Three ongoing phases of Enterprise Risk Management

Enterprise Risk Management (ERM) is a cycle that your financial institution must continue to work on regularly. Below are the three ongoing phases of Enterprise Risk Management:

  1. Identifying and Assessing Risk
  2. Mitigating and Eliminating Risk
  3. Monitoring and Reporting Risk

Let’s go through the cycle by describing what each phase entails.

Identifying and Assessing Risk

The first phase of the three ongoing phases of Enterprise Risk Management is to identify and assess risk. There are 8-14 risk categories that you must identify first and then assess to see if they impact your institution. The OCC refers to eight risk categories: Credit, Interest Rate, Liquidity, Price, Operations/Technology, Compliance, Strategic, and Reputation. I like to assess seven additional risk categories: Technology (separate from Operational risk), HR, Legal, Earnings, Capital, and Model risk.

Risk Assessments: Use risk assessments as the tool to identify and assess how these types of risks affect your financial institution. We developed the ERM Risk Assessment Template to assess these risk categories. If you would like a free copy of the template, please contact us and let us know you would like the ERM Risk Assessment Template.

Unique Risks: During Phase I you identify individual risks that are unique to your institution. For example:

  • Relationship Concentration. You need to assess how critical certain loan and deposit account holder relationships are if you were to lose them. How would losing them impact your balance sheet and thus your income?
  • Portfolio Concentration. You need to assess if you have a concentration by type of loans such as Commercial Real Estate, Construction, or Commercial and Industrial (C&I) loans in your portfolio. Some rural institutions may have their biggest concentration on agricultural (or “Ag”) loans because there are less opportunities for other types of loans in their market. These institutions must assess their risk if major Ag loans default and perform a stress testing on this portfolio.
  • Succession Planning. Your institution may be at a higher risk if the current CEO is an owner who is also Chairman of the institution. This presents a significant risk to your institution and you need to have an emergency succession plan as well as a longer-term plan. How about the rest of your senior leadership team? Do you have succession plans in place for those positions and other key individuals in your organization?
  • Geographic area. Your institution may be located in a rural area where population is declining, and you are losing business consistently due to residents and businesses moving away.

Categorize Risks: As you conduct the ERM risk assessment, you also categorize the risks identified from four perspectives using a number scale of Low to High:

  • Criticality: How critical is this particular asset or process to the everyday operation of your organization?
  • Confidentiality: Refers to what type of data that particular asset (or vendor) has access to sensitive information.
  • Impact and Probability/Likelihood: What is the impact that this particular risk category you’re assessing would have in your institution if it were to occur? What is the likelihood of this type of risk happening at your institution at the time you’re conducting the risk assessment?
  • Vulnerability and Speed of Onset: How vulnerable is your institution as of the date you’re assessing the risk category?
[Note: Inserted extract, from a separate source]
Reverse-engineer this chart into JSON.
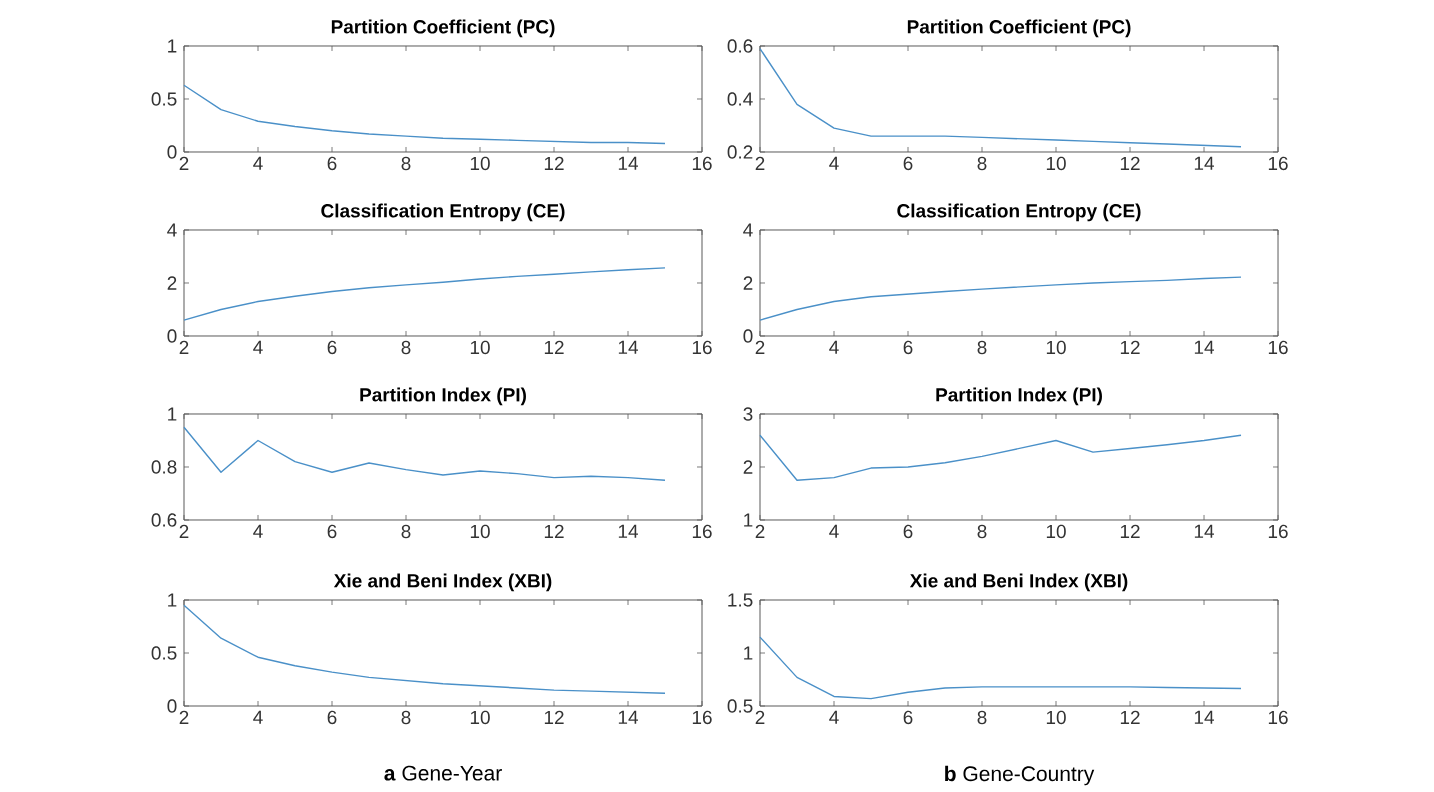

Lastly, how fast could this risk spread once it’s triggered?

Mitigating and Eliminating Risk

The second phase of the three ongoing phases of Enterprise Risk Management is to mitigate and possibly eliminate the risks identified in phase I. During Phase II, you:

  • Determine the steps your institution will take or tools used to mitigate the risks identified in Phase I.
  • Determine how your institution can eliminate certain risks, if possible.
  • Ensure your institution is comfortable with the residual risk which is the risk remaining after you have implemented all the mitigating factors to the inherent risk.
  • Establish policies, processes, and procedures (also systems and outsourced expertise) to mitigate and eliminate risks.

Monitoring and Reporting Risk

Lastly, the third phase of the three ongoing phases of Enterprise Risk Management is to monitor and report on the activities you established to mitigate the risks identified. During Phase III, you:

  • Conduct ongoing monitoring of risks identified that are being mitigated.
  • Establish accountability across the board so no one person is responsible for implementing all the mitigating tools. This is a team effort.
  • Ensure policies, procedures, and systems in place are being followed AND are working (measuring) as you purposed.
  • Establish ongoing reporting of risks and status to the Board of Directors at least quarterly.
  • Provide results from monitoring efforts to leadership and Board of Directors. These reports are what auditors and examiners will look at during audits and safety and soundness exams.
  • Directors learn about risks, get updates, understand their liability.
  • Use tools such as “heat maps” to help you report on results.

The goal is to transition from a “reactive” stage where there is no ERM Program in place nor support from the top, to a “aware” stage where you are implementing your ERM Program, to finally a “strategic” stage where you have a formal ERM Program in place. These three phases should take place on an ongoing basis so your institution remains on the strategic stage of the ERM Program.